Haftevan (هفتوان) (Note: Հաւթւան or Հաֆթվան) is a village in Zulachay Rural District of the Central District in Salmas County, West Azerbaijan province, Iran.

==Haftevan massacre==
In early 1915, the village was occupied by the Ottoman Army, whose commander required local Christians to register for food rations. Instead, 700 Christians were executed in the village on the orders of Djevdet Bey. Kurdish tribesmen under the command of Simko Shikak also took part in this massacre. Russian Army commander K. Matikyan reported seeing "with my own eyes hundreds of mangled corpses in pits, stinking from infection, lying in the open.
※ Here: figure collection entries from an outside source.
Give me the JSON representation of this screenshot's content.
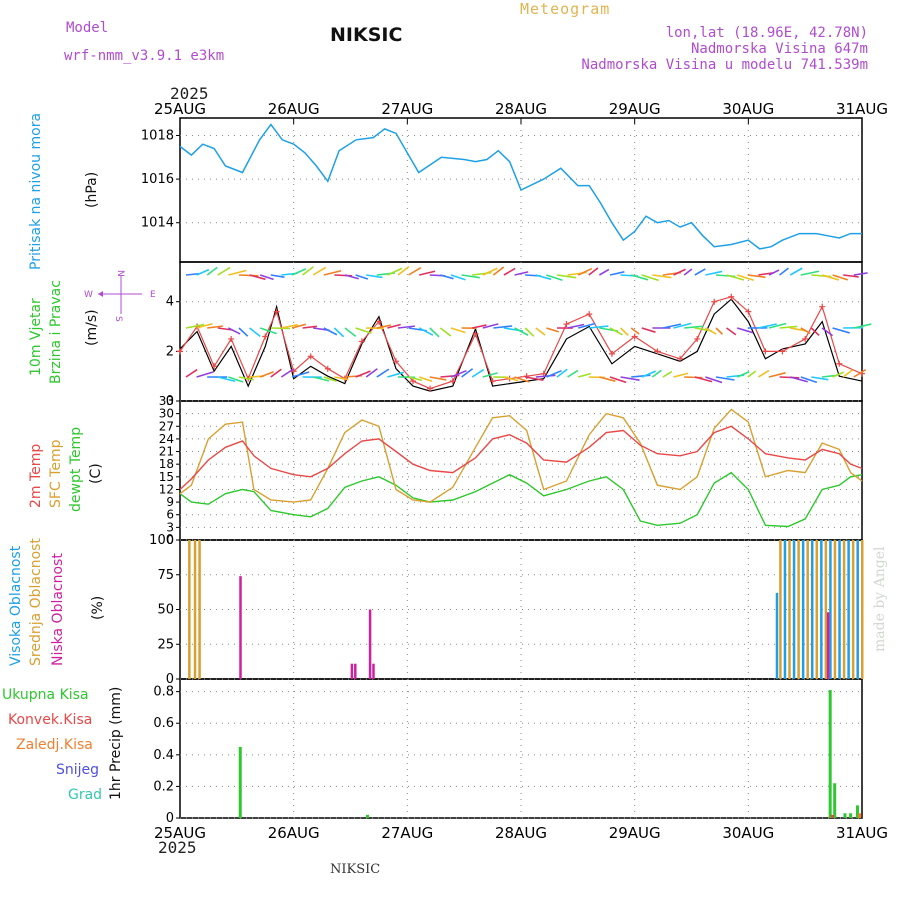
{
  "header": {
    "model_label": "Model",
    "model_name": "wrf-nmm_v3.9.1  e3km",
    "station": "NIKSIC",
    "chart_kind": "Meteogram",
    "coords": "lon,lat (18.96E, 42.78N)",
    "elevation": "Nadmorska Visina 647m",
    "model_elevation": "Nadmorska Visina u modelu 741.539m",
    "year": "2025",
    "footer_station": "NIKSIC",
    "credit": "made by Angel"
  },
  "colors": {
    "pressure": "#1ea0e6",
    "temp2m": "#e84848",
    "sfctemp": "#d8a030",
    "dewpt": "#2ec82e",
    "high_cloud": "#1ea0e6",
    "mid_cloud": "#d8a030",
    "low_cloud": "#d020a0",
    "total_precip": "#2ec82e",
    "conv_precip": "#e84848",
    "frozen_precip": "#f08030",
    "snow": "#5050e0",
    "graupel": "#30c8b0",
    "wind_label": "#2ec82e",
    "compass": "#b04cd0"
  },
  "labels": {
    "pressure": [
      "Pritisak na nivou mora",
      "(hPa)"
    ],
    "wind": [
      "10m Vjetar",
      "Brzina i Pravac",
      "(m/s)"
    ],
    "temp": [
      "2m Temp",
      "SFC Temp",
      "dewpt Temp",
      "(C)"
    ],
    "cloud": [
      "Visoka Oblacnost",
      "Srednja Oblacnost",
      "Niska Oblacnost",
      "(%)"
    ],
    "precip": [
      "Ukupna Kisa",
      "Konvek.Kisa",
      "Zaledj.Kisa",
      "Snijeg",
      "Grad",
      "1hr Precip (mm)"
    ],
    "compass": {
      "n": "N",
      "s": "S",
      "e": "E",
      "w": "W"
    }
  },
  "chart_data": [
    {
      "type": "line",
      "title": "Pritisak na nivou mora",
      "ylabel": "(hPa)",
      "categories": [
        "25AUG",
        "26AUG",
        "27AUG",
        "28AUG",
        "29AUG",
        "30AUG",
        "31AUG"
      ],
      "ylim": [
        1012.2,
        1018.8
      ],
      "yticks": [
        1014,
        1016,
        1018
      ],
      "x": [
        0,
        0.1,
        0.2,
        0.3,
        0.4,
        0.55,
        0.7,
        0.8,
        0.9,
        1.0,
        1.1,
        1.2,
        1.3,
        1.4,
        1.55,
        1.7,
        1.8,
        1.9,
        2.0,
        2.1,
        2.3,
        2.5,
        2.6,
        2.7,
        2.8,
        2.9,
        3.0,
        3.2,
        3.35,
        3.5,
        3.6,
        3.7,
        3.8,
        3.9,
        4.0,
        4.1,
        4.2,
        4.3,
        4.4,
        4.5,
        4.6,
        4.7,
        4.85,
        5.0,
        5.1,
        5.2,
        5.3,
        5.45,
        5.6,
        5.7,
        5.8,
        5.9,
        6.0
      ],
      "series": [
        {
          "name": "pressure",
          "values": [
            1017.5,
            1017.1,
            1017.6,
            1017.4,
            1016.6,
            1016.3,
            1017.8,
            1018.5,
            1017.8,
            1017.6,
            1017.2,
            1016.6,
            1015.9,
            1017.3,
            1017.8,
            1017.9,
            1018.3,
            1018.1,
            1017.2,
            1016.3,
            1017.0,
            1016.9,
            1016.8,
            1016.9,
            1017.3,
            1016.8,
            1015.5,
            1016.0,
            1016.5,
            1015.7,
            1015.7,
            1014.9,
            1014.0,
            1013.2,
            1013.6,
            1014.3,
            1014.0,
            1014.1,
            1013.8,
            1014.0,
            1013.4,
            1012.9,
            1013.0,
            1013.2,
            1012.8,
            1012.9,
            1013.2,
            1013.5,
            1013.5,
            1013.4,
            1013.3,
            1013.5,
            1013.5
          ]
        }
      ]
    },
    {
      "type": "line",
      "title": "10m Vjetar Brzina i Pravac",
      "ylabel": "(m/s)",
      "ylim": [
        0,
        5.6
      ],
      "yticks": [
        0,
        2,
        4
      ],
      "x": [
        0,
        0.15,
        0.3,
        0.45,
        0.6,
        0.75,
        0.85,
        1.0,
        1.15,
        1.3,
        1.45,
        1.6,
        1.75,
        1.9,
        2.05,
        2.2,
        2.4,
        2.6,
        2.75,
        2.9,
        3.05,
        3.2,
        3.4,
        3.6,
        3.8,
        4.0,
        4.2,
        4.4,
        4.55,
        4.7,
        4.85,
        5.0,
        5.15,
        5.3,
        5.5,
        5.65,
        5.8,
        6.0
      ],
      "series": [
        {
          "name": "speed",
          "values": [
            2.1,
            2.8,
            1.2,
            2.2,
            0.6,
            2.2,
            3.8,
            0.9,
            1.4,
            1.0,
            0.7,
            2.3,
            3.4,
            1.3,
            0.6,
            0.4,
            0.6,
            2.9,
            0.6,
            0.7,
            0.8,
            0.9,
            2.5,
            3.0,
            1.5,
            2.2,
            1.9,
            1.6,
            2.0,
            3.5,
            4.1,
            3.2,
            1.7,
            2.1,
            2.3,
            3.2,
            1.0,
            0.8
          ]
        },
        {
          "name": "gust",
          "values": [
            2.0,
            3.0,
            1.4,
            2.5,
            0.9,
            2.6,
            3.6,
            1.2,
            1.8,
            1.3,
            0.9,
            2.4,
            3.2,
            1.6,
            0.8,
            0.5,
            0.8,
            2.7,
            0.8,
            0.9,
            1.0,
            1.1,
            3.1,
            3.5,
            1.9,
            2.6,
            2.0,
            1.7,
            2.5,
            4.0,
            4.2,
            3.6,
            2.0,
            2.0,
            2.5,
            3.8,
            1.5,
            1.1
          ]
        }
      ]
    },
    {
      "type": "line",
      "title": "2m Temp / SFC Temp / dewpt Temp",
      "ylabel": "(C)",
      "ylim": [
        0,
        33
      ],
      "yticks": [
        0,
        3,
        6,
        9,
        12,
        15,
        18,
        21,
        24,
        27,
        30,
        33
      ],
      "x": [
        0,
        0.1,
        0.25,
        0.4,
        0.55,
        0.65,
        0.8,
        1.0,
        1.15,
        1.3,
        1.45,
        1.6,
        1.75,
        1.9,
        2.05,
        2.2,
        2.4,
        2.6,
        2.75,
        2.9,
        3.05,
        3.2,
        3.4,
        3.6,
        3.75,
        3.9,
        4.05,
        4.2,
        4.4,
        4.55,
        4.7,
        4.85,
        5.0,
        5.15,
        5.35,
        5.5,
        5.65,
        5.8,
        5.9,
        6.0
      ],
      "series": [
        {
          "name": "2m Temp",
          "values": [
            12,
            14.5,
            19,
            22,
            23.5,
            20,
            17,
            15.5,
            15,
            17,
            20.5,
            23.5,
            24,
            21,
            18,
            16.5,
            16,
            19.5,
            24,
            25,
            23,
            19,
            18.5,
            22,
            25.5,
            26,
            22.5,
            20.5,
            20,
            21,
            25.5,
            27,
            24,
            20.5,
            19.5,
            19,
            21.5,
            20.5,
            18,
            17
          ]
        },
        {
          "name": "SFC Temp",
          "values": [
            11,
            13,
            24,
            27.5,
            28,
            12,
            9.5,
            9,
            9.5,
            17,
            25.5,
            28.5,
            27,
            12,
            9.5,
            9,
            12.5,
            22,
            29,
            29.5,
            26,
            12,
            14,
            25,
            30,
            29,
            23,
            13,
            12,
            15,
            26.5,
            31,
            28,
            15,
            16.5,
            16,
            23,
            21.5,
            16,
            14
          ]
        },
        {
          "name": "dewpt Temp",
          "values": [
            11,
            9,
            8.5,
            11,
            12,
            11.5,
            7,
            6,
            5.5,
            7.5,
            12.5,
            14,
            15,
            13,
            10,
            9,
            9.5,
            11.5,
            13.5,
            15.5,
            13.5,
            10.5,
            12,
            14,
            15,
            12,
            4.5,
            3.5,
            4,
            6,
            13.5,
            16,
            12,
            3.5,
            3.2,
            5,
            12,
            13,
            15,
            15.5
          ]
        }
      ]
    },
    {
      "type": "bar",
      "title": "Oblacnost",
      "ylabel": "(%)",
      "ylim": [
        0,
        100
      ],
      "yticks": [
        0,
        25,
        50,
        75,
        100
      ],
      "series": [
        {
          "name": "Visoka Oblacnost",
          "x": [
            5.25,
            5.32,
            5.4,
            5.48,
            5.56,
            5.64,
            5.72,
            5.8,
            5.88,
            5.96
          ],
          "values": [
            62,
            100,
            100,
            100,
            100,
            100,
            100,
            100,
            100,
            100
          ]
        },
        {
          "name": "Srednja Oblacnost",
          "x": [
            0.08,
            0.13,
            0.17,
            5.28,
            5.36,
            5.44,
            5.52,
            5.6,
            5.68,
            5.76,
            5.84,
            5.92,
            6.0
          ],
          "values": [
            100,
            100,
            100,
            100,
            100,
            100,
            100,
            100,
            100,
            100,
            100,
            100,
            100
          ]
        },
        {
          "name": "Niska Oblacnost",
          "x": [
            0.53,
            1.51,
            1.54,
            1.67,
            1.7,
            5.7
          ],
          "values": [
            74,
            11,
            11,
            50,
            11,
            48
          ]
        }
      ]
    },
    {
      "type": "bar",
      "title": "1hr Precip",
      "ylabel": "1hr Precip (mm)",
      "ylim": [
        0,
        0.88
      ],
      "yticks": [
        0,
        0.2,
        0.4,
        0.6,
        0.8
      ],
      "series": [
        {
          "name": "Ukupna Kisa",
          "x": [
            0.53,
            1.65,
            5.72,
            5.76,
            5.85,
            5.9,
            5.96
          ],
          "values": [
            0.45,
            0.02,
            0.81,
            0.22,
            0.03,
            0.03,
            0.08
          ]
        },
        {
          "name": "Konvek.Kisa",
          "x": [
            5.74
          ],
          "values": [
            0.02
          ]
        },
        {
          "name": "Zaledj.Kisa",
          "x": [
            5.98
          ],
          "values": [
            0.03
          ]
        }
      ]
    }
  ]
}
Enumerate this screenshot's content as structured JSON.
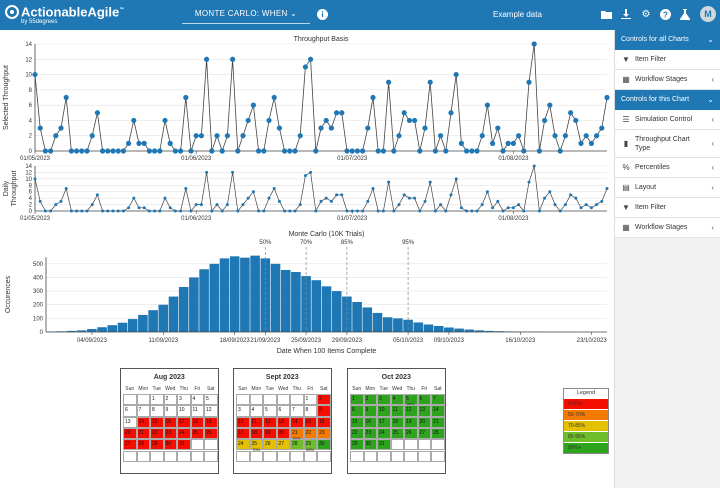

I saw headless corpses, chopped off by axes, hands, legs, piles of heads, corpses crushed under rocks from fallen walls". According to historian David Gaunt, "This was where the Ottoman soldiers learned to execute unarmed noncombatant Christians", leading to the Armenian genocide and Assyrian genocide.

==Demographics==
===Ethnicity===
In 1930, the village was populated by Armenians, Azerbaijanis and Kurds.

===Population===
At the time of the 2006 National Census, the village's population was 6,313 in 1,216 households. The following census in 2011 counted 7,995 people in 1,796 households. The 2016 census measured the population of the village as 8,203 people in 1,935 households. It was the most populous village in its rural district.